Начинаю терпеливо объяснять:
- Раньше, много лет назад, часть мусора выводилась на космические орбиты.
- Какая чушь!
- Не скажи. Правда, от этих запусков пришлось отказаться по причине растущей опасности, которую они представляли для воздушных сообщений.
- И вы предпочли тонуть в мусоре.
О!
- Людям нравится такая жизнь. Люди довольны. Они имеют наглядное, конкретное представление о товарах, которые в состоянии приобрести, и о достигнутом уровне благосостояния. По-моему, это хорошо, так и должно быть.
- Ненормальные! Меня предупреждали, что вы ненормальные.
- Мария, - ласково произношу я. - До чего смешное имя! Я сразу понял, что ты европейка.

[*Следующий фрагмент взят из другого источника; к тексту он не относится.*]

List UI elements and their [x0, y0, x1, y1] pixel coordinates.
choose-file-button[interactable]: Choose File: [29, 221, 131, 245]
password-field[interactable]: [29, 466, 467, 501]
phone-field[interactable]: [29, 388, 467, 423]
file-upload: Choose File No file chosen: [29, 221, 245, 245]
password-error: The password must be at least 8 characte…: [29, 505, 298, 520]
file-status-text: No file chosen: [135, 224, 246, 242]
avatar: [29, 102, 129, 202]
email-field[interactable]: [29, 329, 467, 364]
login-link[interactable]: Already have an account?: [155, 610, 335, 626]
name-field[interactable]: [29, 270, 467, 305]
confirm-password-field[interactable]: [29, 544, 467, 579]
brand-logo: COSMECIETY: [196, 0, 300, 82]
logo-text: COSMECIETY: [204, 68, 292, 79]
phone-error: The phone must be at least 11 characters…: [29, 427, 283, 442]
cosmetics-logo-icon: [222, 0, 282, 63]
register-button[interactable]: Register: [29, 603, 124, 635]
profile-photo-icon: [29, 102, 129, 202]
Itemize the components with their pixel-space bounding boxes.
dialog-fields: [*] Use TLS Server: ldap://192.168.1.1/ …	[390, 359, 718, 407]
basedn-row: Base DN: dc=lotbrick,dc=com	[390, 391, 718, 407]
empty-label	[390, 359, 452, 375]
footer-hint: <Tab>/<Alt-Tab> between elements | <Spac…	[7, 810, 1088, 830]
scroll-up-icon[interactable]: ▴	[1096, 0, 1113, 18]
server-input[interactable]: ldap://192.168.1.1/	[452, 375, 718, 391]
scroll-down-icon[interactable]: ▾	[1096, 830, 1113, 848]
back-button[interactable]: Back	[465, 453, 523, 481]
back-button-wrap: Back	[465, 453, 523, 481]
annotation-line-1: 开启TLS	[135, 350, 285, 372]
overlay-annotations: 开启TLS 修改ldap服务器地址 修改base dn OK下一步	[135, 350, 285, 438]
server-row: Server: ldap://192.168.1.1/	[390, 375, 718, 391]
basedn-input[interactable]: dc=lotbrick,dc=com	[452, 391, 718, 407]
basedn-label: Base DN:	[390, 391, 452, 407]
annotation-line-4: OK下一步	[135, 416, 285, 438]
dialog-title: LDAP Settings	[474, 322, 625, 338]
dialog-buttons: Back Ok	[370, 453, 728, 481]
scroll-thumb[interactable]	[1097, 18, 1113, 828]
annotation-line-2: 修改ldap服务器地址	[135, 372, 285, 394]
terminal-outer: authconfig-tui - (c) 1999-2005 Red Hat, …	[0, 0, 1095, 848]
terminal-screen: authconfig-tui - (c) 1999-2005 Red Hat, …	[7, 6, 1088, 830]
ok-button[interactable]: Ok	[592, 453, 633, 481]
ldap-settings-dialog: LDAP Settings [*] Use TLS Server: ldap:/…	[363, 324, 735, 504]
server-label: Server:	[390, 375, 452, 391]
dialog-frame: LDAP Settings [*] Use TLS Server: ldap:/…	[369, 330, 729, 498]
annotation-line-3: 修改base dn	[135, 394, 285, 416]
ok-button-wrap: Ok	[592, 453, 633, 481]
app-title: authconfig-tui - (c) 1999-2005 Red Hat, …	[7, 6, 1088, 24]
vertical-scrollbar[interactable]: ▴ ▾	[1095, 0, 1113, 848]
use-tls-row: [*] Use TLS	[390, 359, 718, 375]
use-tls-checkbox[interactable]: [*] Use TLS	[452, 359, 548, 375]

- Я приехала работать. У вас нет безработицы, и вы хорошо платите. Знаешь, в Европе произошла катастрофа - что-то вроде космической бури, после которой у нас ничего не осталось, хоть шаром покати. Что бы мы теперь делали, если б не вы?
Э-ге-ге! Эге! Э!
Мария. Европейка. Ах, друзья!
Она прелесть.
А меня европейские хромосомы вон каким сделали!
Кто знает, сколько таких, как я, в Европе! Наши воины их забраковали, оставили там.
Теперь небось тамошним Ричардам придется попотеть.
Они примутся (у-у-у!) усиленно совокупляться и в короткое время дадут жизнь новому поколению европейцев. Поколению омерзительных пауков.
Кажется, Мария что-то сказала. А?
- Я прямо с работы, закруглилась - и сюда. Схожу-ка, думаю, гляну на папский дворец. А тут, можно сказать, смотреть не на что - голые стены.
Она направляется к ближайшей мусорной куче и разглядывает ее. Все пристальнее.
У, удивляется! Пораженно ахает.
Ах ты!
- Только ничего не трогай, слышишь, Мария!
Она все еще не может опомниться. Такое впечатление, будто ее не слушается язык.
- Бог ты мой, Ричард! Да ведь это издевательство над бедняками! Новые вещи! С иголочки! Еще в упаковке!
Бог Ричард! А? О!
- Говорю тебе, наша Страна (о-о-о!) очень богатая.
- Богатая? Нет, это просто безумие, дикость, абсурд! Скажи правду, все эти вещи - муляж? Не может быть, что они настоящие.
Типичная (классическая) реакция неверующих, да, да.
- Ради бога, не трогай!
Мария сама не своя.
- Но это же валяется на полу - протягивай руку и бери! Почему нельзя? Разве у этих вещей есть хозяин?
- Нет, теперь уже нет. Но притрагиваться к ним - грех. Смертный грех.
Хахахахаха, Мария смеется как ненормальная.
- Запретный плод! Вроде яблока, из-за которого Адаму и Еве пришлось проститься с земным раем.
- Если ты что-нибудь поднимешь, то умрешь. (У-у-у!) Умоляю, Мария, не делай этого.
Э, это еще кто такие?
Три человека. Молодежь.
Все в брюках. Не иначе - европейцы. Вон и бороды у них, и волосы длинные. Патлы.
- Мария! - окликает один из парней.
Статный, видный собой.
- Пойдем, сестренка, пора, - говорит другой. Кучерявый, черный как смоль.
Третий - длинный, костлявый.
- Мария, уже поздно.
Спрашиваю у Марии, кто они.
- Мы вместе работаем. Двое - мои друзья, а это брат.
Статного зовут Брутом.
Черный, с курчавой бородой - брат Марии, его зовут Кассием.
Имя костлявого - Гораций.
У, у них тоже не вызывает удивления - ужаса - мое уродство!
По европейскому обычаю (странная манера, а?), они протягивают мне руки для рукопожатия.
Я оставляю свою руку при себе и только представляюсь по имени.
К Марии моментально возвращается веселое настроение, и она снова (ай-ай-ай!) кощунствует (святотатствует):
- Товарищи, вы видели, сколько добра?
Кассий, брат Марии, смотрит недоверчиво. Рта не видно за бородой. Только нос торчит. Длинный, мясистый.
- Люди выбрасывают новые вещи. Ишь ты, и никто не подбирает!
Брут (у-у-у!) спокойно задумчив. Нетрудно догадаться, что мозг его напряженно (интенсивно) работает.